Roediger and Butler (2011) point to retrieval practice as a complementary tool. Asking learners to produce and explain rather than recognize and confirm externalizes the structure of their mental models in ways that passive engagement cannot. A learner who has misunderstood will generate a retrievable representation of their misunderstanding when asked to explain. The words they reach for, the connections they make or fail to make, the approximations they produce toward terms they almost have: these carry the shape of what they actually believe. Production makes the model visible. That visibility is what teachers need to adjust instruction in real time.
This is where the Wang et al. finding connects most directly to practice. The cues the researchers found most informative were derived from speech: what was said, how it was structured, how surprising it was. These properties exist just as readily in what learners say as in what explainers say. Every time a learner speaks in an explanatory interaction, they produce evidence about the structure of their mental model. Language is acoustic before it is textual. Those cues are present in every lesson, every one-on-one exchange, every explanatory conversation. The question is whether teachers and the systems (instructional and platform-based) they use are positioned to attend to them.
What the Paper Opens Up
The Wang et al. paper does not solve the misunderstanding problem. What it does is make part of it measurable: moment-by-moment understanding states can be predicted from behavioral cues, and the cues that carry the most information are linguistic ones derived from what is said and how. That is a useful finding, because what can be measured can be designed against.
The tools the science of learning already provides, diagnostic questioning, retrieval practice, deliberate prior knowledge activation, are all responses to the same underlying problem: misunderstanding is structurally indistinguishable from understanding in the moment it forms. Each of those tools works by forcing production rather than passive reception. Production reveals model structure. It makes the wrong model visible in a way that ambient cues cannot. That is the consistent thread from Wiliam’s hinge questions to Roediger’s testing effect to the Wang et al. finding about linguistic cues.
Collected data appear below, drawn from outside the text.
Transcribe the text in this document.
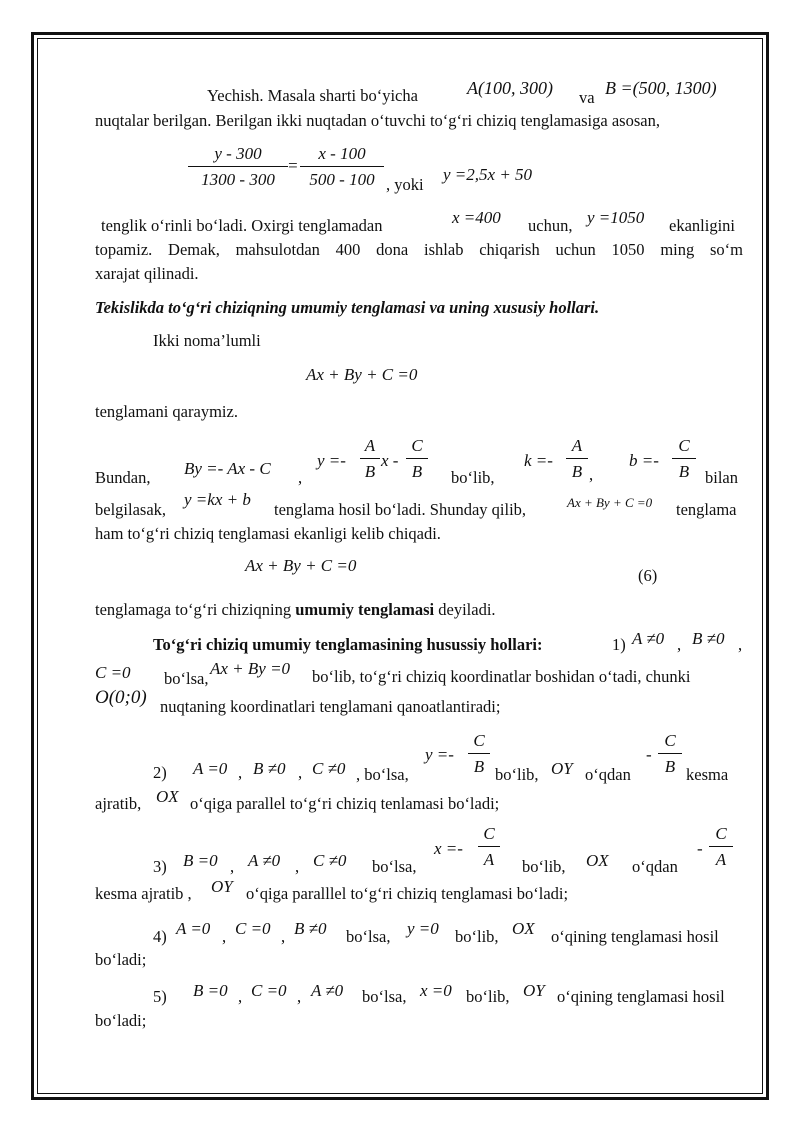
Yechish. Masala sharti bo‘yicha	A(100, 300) va B =(500, 1300)
nuqtalar berilgan. Berilgan ikki nuqtadan o‘tuvchi to‘g‘ri chiziq tenglamasiga asosan,
$\frac{y - 300}{1300 - 300} = \frac{x - 100}{500 - 100}$ , yoki
y =2,5x + 50
tenglik o‘rinli bo‘ladi. Oxirgi tenglamadan	x =400 uchun, y =1050 ekanligini
topamiz. Demak, mahsulotdan 400 dona ishlab chiqarish uchun 1050 ming so‘m
xarajat qilinadi.
Tekislikda to‘g‘ri chiziqning umumiy tenglamasi va uning xususiy hollari.
Ikki noma’lumli
Ax + By + C =0
tenglamani qaraymiz.
Bundan, By =- Ax - C ,
$y =- \frac{A}{B}$ x - $\frac{C}{B}$ bo‘lib,
$k =- \frac{A}{B}$ ,
$b =- \frac{C}{B}$ bilan
belgilasak,
y =kx + b
tenglama hosil bo‘ladi. Shunday qilib,	Ax + By + C =0 tenglama
ham to‘g‘ri chiziq tenglamasi ekanligi kelib chiqadi.
Ax + By + C =0
(6)
tenglamaga to‘g‘ri chiziqning umumiy tenglamasi deyiladi.
To‘g‘ri chiziq umumiy tenglamasining husussiy hollari:	1) A ≠0 , B ≠0 ,
C =0 bo‘lsa,
Ax + By =0 bo‘lib, to‘g‘ri chiziq koordinatlar boshidan o‘tadi, chunki
O(0;0) nuqtaning koordinatlari tenglamani qanoatlantiradi;
2) A =0 , B ≠0 , C ≠0 , bo‘lsa,
$y =- \frac{C}{B}$ bo‘lib, OY o‘qdan
- $\frac{C}{B}$ kesma
ajratib, OX o‘qiga parallel to‘g‘ri chiziq tenlamasi bo‘ladi;
3) B =0 , A ≠0 , C ≠0 bo‘lsa,
$x =- \frac{C}{A}$ bo‘lib, OX o‘qdan
- $\frac{C}{A}$
kesma ajratib , OY o‘qiga paralllel to‘g‘ri chiziq tenglamasi bo‘ladi;
4) A =0 , C =0 , B ≠0 bo‘lsa, y =0 bo‘lib, OX o‘qining tenglamasi hosil
bo‘ladi;
5) B =0 , C =0 , A ≠0 bo‘lsa, x =0 bo‘lib, OY o‘qining tenglamasi hosil
bo‘ladi;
For teachers, this points toward a practical principle: the more a learner is asked to generate language about what they have just heard, the more evidence is available about whether what they heard became what was intended. Explanation back to the teacher, in the learner’s own words, is not just a pedagogical nicety. It is the most accessible version of what Wang et al.’s classifiers were trying to do with gaze tracking and neural networks. And it requires no instrument beyond what the science already recommends: production that forces a mental model into language, where it can finally be seen.